Sixteen years after she saw that first patient, Zoghbi and her collaborators identified MECP2, the gene responsible for Rett syndrome. Children afflicted with this rare neurodevelopmental disorder develop normally for about 6 to 18 months and then start to regress, losing the ability to speak, walk, and use their hands to hold, lift, or even point at things. MECP2, it turns out, encodes a protein whose activity is critical for the normal functioning of mature neurons in the brain; it is produced when nerve cells are forming connections as a child interacts with the world. The disease occurs primarily in females, because boys who inherit an inactive form of MECP2—which lies on the X chromosome—usually die shortly after birth. Girls survive because, with two X chromosomes, they stand a good chance of inheriting a healthy copy of the gene.
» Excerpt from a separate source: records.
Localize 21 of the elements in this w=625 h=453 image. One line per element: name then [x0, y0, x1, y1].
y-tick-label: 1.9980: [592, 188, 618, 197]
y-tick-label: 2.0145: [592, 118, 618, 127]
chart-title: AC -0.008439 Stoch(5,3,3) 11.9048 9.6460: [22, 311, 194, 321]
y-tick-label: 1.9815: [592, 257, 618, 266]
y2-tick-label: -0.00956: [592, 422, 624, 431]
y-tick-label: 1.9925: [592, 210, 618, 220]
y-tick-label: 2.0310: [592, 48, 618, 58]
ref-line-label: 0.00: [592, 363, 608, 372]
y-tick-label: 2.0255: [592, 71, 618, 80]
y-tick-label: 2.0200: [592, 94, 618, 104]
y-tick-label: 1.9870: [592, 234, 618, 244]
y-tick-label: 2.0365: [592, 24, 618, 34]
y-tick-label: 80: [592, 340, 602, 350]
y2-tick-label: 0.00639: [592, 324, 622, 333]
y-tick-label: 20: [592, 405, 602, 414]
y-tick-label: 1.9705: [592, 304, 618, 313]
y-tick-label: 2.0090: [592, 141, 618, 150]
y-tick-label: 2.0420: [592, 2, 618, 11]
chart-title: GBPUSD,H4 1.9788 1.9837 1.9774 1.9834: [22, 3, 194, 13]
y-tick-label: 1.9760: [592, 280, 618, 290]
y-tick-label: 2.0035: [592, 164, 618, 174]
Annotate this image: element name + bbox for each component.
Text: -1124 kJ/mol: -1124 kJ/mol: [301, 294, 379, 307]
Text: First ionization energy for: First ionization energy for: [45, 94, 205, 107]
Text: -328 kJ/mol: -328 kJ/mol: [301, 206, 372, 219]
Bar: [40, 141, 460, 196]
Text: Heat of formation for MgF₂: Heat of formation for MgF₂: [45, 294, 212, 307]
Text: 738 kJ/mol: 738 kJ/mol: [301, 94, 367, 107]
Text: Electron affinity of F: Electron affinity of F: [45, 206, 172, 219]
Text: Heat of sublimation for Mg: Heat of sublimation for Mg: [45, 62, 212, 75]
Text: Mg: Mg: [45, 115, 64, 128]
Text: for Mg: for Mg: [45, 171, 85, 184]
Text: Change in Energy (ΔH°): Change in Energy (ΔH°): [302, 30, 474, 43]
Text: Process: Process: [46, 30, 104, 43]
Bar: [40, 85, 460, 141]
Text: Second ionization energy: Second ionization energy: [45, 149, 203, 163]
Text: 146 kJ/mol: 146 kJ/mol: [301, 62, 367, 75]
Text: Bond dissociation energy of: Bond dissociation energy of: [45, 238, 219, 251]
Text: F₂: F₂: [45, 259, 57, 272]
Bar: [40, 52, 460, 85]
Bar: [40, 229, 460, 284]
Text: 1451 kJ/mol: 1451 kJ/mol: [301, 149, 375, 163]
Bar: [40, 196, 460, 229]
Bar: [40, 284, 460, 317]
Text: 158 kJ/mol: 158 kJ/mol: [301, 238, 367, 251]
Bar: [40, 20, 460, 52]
Zoghbi and her colleagues have also identified the mutation responsible for spinocerebellar ataxia type 1 (SCA1), a neuro-degenerative disorder that renders its victims unable to walk or talk clearly, or eventually to even swallow or breathe. The culprit is a sort of genetic stutter that increases the size of the SCA1 gene. The normal gene harbors a stretch of nucleotides in which the sequence CAG is repeated about 30 times. In individuals with the disease, the tract expands to include 40 to 100 iterations. As a result, the product of the mutant gene—a protein called ataxin-1—grows large and sticky, forming clumps throughout the cell. These ataxin-1 aggregates overwhelm the molecular machinery that cells use to recycle damaged proteins and eventually disable the neurons involved in controlling movement. Using mice and flies that produce the mutant protein, Zoghbi is searching for compounds that enhance the clearance of ataxin-1 tangles. Such drugs could slow the progression of the disease or prevent it altogether.